The Ghouls and the Banshees were the biker gang equivalent of a family feud gone wrong. The Banshees splintered from the Ghouls a decade ago, and the resulting war between the two groups was one of those organized-crime wars that the authorities were usually happy to let happen; as long as they just killed one another, there was a net gain for society.

“He had to know there were cameras,” I said, which made me realize: He had to know there were cameras. And there it was. The extenuating circumstance Barry mentioned. The stash house belonged to the Ghouls Motorcycle Club, an outlaw gang whose propensity for violent crime made even the Hells Angels seem like an esteemed group of kind and generous fellows with a shared interest in motorcycles. If he was dropping off their materials at the FBI office in broad daylight, and in a bright red sweater no less, that meant he was scared.

I came back to the photos of the house in Aventura. From the outside it looked like a standing set from Miami Vice: the facade was faux Art Deco and statues of pink flamingos dotted the lawn.
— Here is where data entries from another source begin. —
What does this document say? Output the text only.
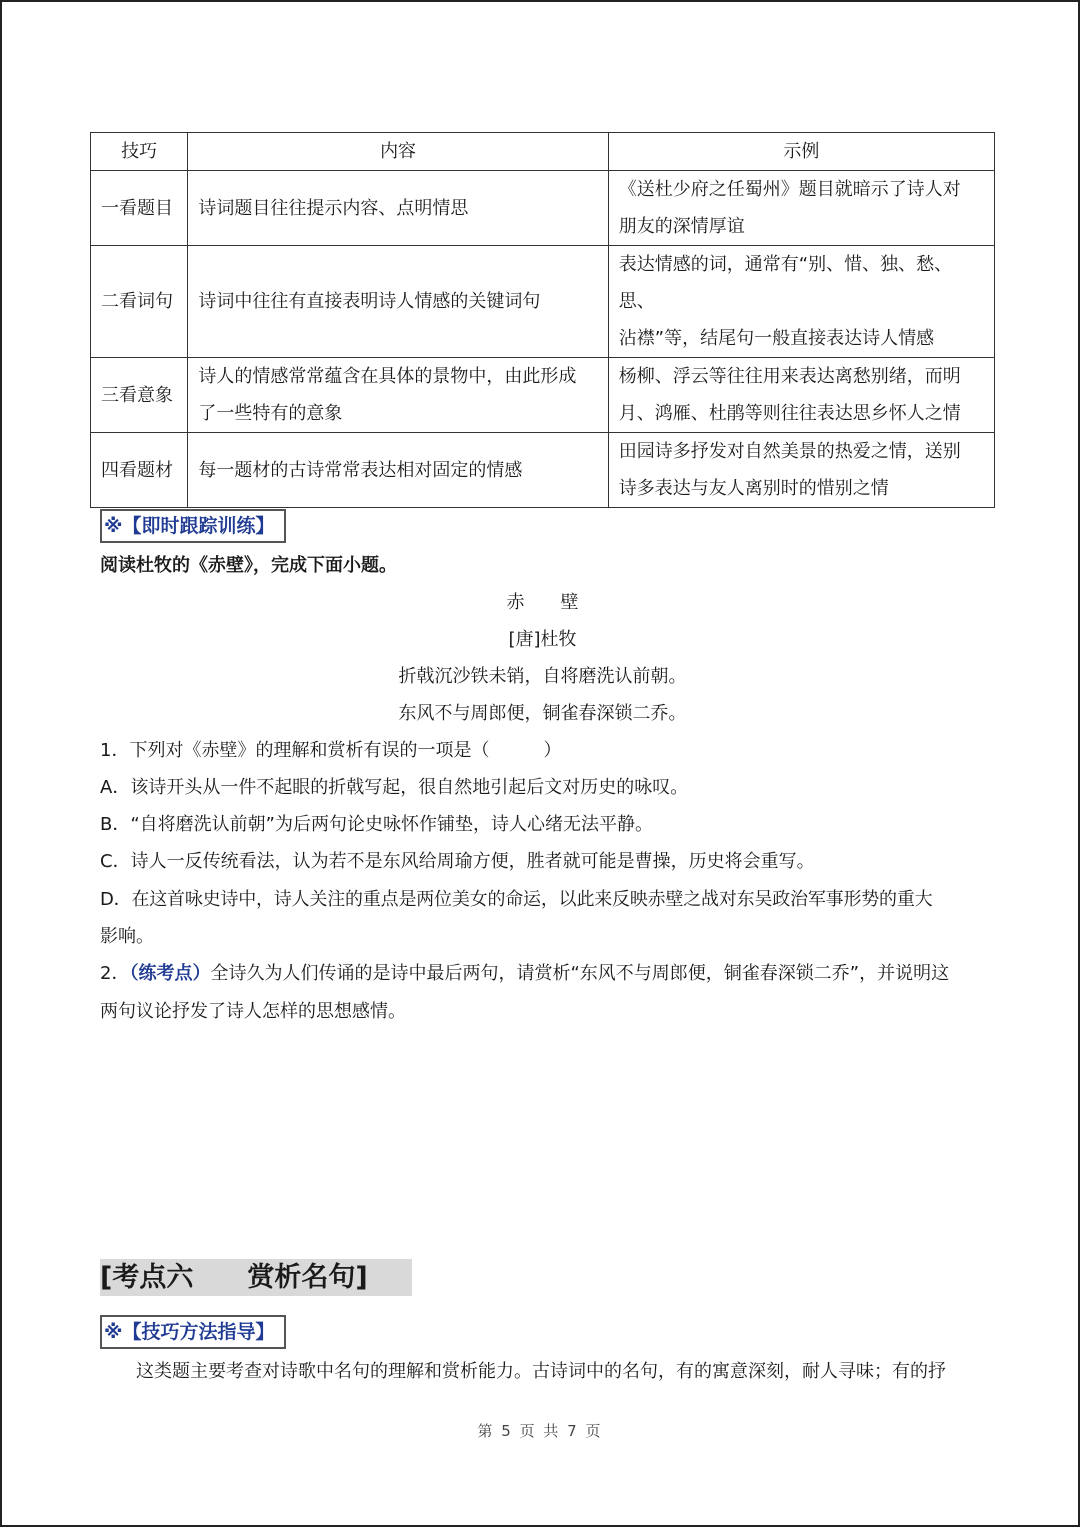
技巧	内容	示例
一看题目	诗词题目往往提示内容、点明情思	《送杜少府之任蜀州》题目就暗示了诗人对
朋友的深情厚谊
二看词句	诗词中往往有直接表明诗人情感的关键词句	表达情感的词，通常有“别、惜、独、愁、思、
沾襟”等，结尾句一般直接表达诗人情感
三看意象	诗人的情感常常蕴含在具体的景物中，由此形成
了一些特有的意象	杨柳、浮云等往往用来表达离愁别绪，而明
月、鸿雁、杜鹃等则往往表达思乡怀人之情
四看题材	每一题材的古诗常常表达相对固定的情感	田园诗多抒发对自然美景的热爱之情，送别
诗多表达与友人离别时的惜别之情
※【即时跟踪训练】
阅读杜牧的《赤壁》，完成下面小题。
赤　　壁
[唐]杜牧
折戟沉沙铁未销，自将磨洗认前朝。
东风不与周郎便，铜雀春深锁二乔。
1．下列对《赤壁》的理解和赏析有误的一项是（　　　）
A．该诗开头从一件不起眼的折戟写起，很自然地引起后文对历史的咏叹。
B．“自将磨洗认前朝”为后两句论史咏怀作铺垫，诗人心绪无法平静。
C．诗人一反传统看法，认为若不是东风给周瑜方便，胜者就可能是曹操，历史将会重写。
D．在这首咏史诗中，诗人关注的重点是两位美女的命运，以此来反映赤壁之战对东吴政治军事形势的重大
影响。
2．（练考点）全诗久为人们传诵的是诗中最后两句，请赏析“东风不与周郎便，铜雀春深锁二乔”，并说明这
两句议论抒发了诗人怎样的思想感情。
[考点六　　赏析名句]
※【技巧方法指导】
这类题主要考查对诗歌中名句的理解和赏析能力。古诗词中的名句，有的寓意深刻，耐人寻味；有的抒
第 5 页 共 7 页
In the driveway, however, was a yellow Ford Fairmont station wagon, replete with wood paneling and a luggage rack.

“How sick is the mother?” I asked.

“Gets radiation five days a week,” Sam said. “Maxed credit cards. Looks like Medicare is picking up some of the rudimentary stuff, but I guess cancer isn’t all that rudimentary.”

I thought about my mother, who smoked like Chernobyl but miraculously didn’t have cancer. Meeting Bruce’s mother might be a nice object lesson. Or it might just give her someone to smoke with. “Is she dying?”

“Old people die,” Sam said. “Old people with cancer don’t have improved odds, they just die more painfully.”

“Let me ask you something,” I said. “Why should I take this job?”

“All the people you’ve ever helped, you think he’s half as bad as most?”

“He’s a bank robber,” I said.

“So is Fiona,” Sam said. “And for a terrorist organization, I might add.”

“That’s not been substantiated,” I said. “There’s some muddy area concerning whether or not she knew she was working for the IRA.”

“She also sells guns to criminals,” Sam said. “As in she had me watch her back yesterday while you were meeting with Barry. Sold a trunkful of Russian GSh-18 pistols to some Cubans.”

“Cubans?”

“Planning a revolution or something. Real beauties. Anyway, I admit that when Fiona does a little crime, it’s hot, real hot, but you can’t pick and choose your bad guys. Plus, while Fiona probably wouldn’t smother her dying mother, she’s not known for her Florence Nightingale tendencies, Mikey. At least Grossman is doing all he can to save his mother. Or at least make her comfortable.”

When Sam is the voice of reason, I know there’s something fundamentally wrong. But then he added, “And you owe Barry, Mikey.”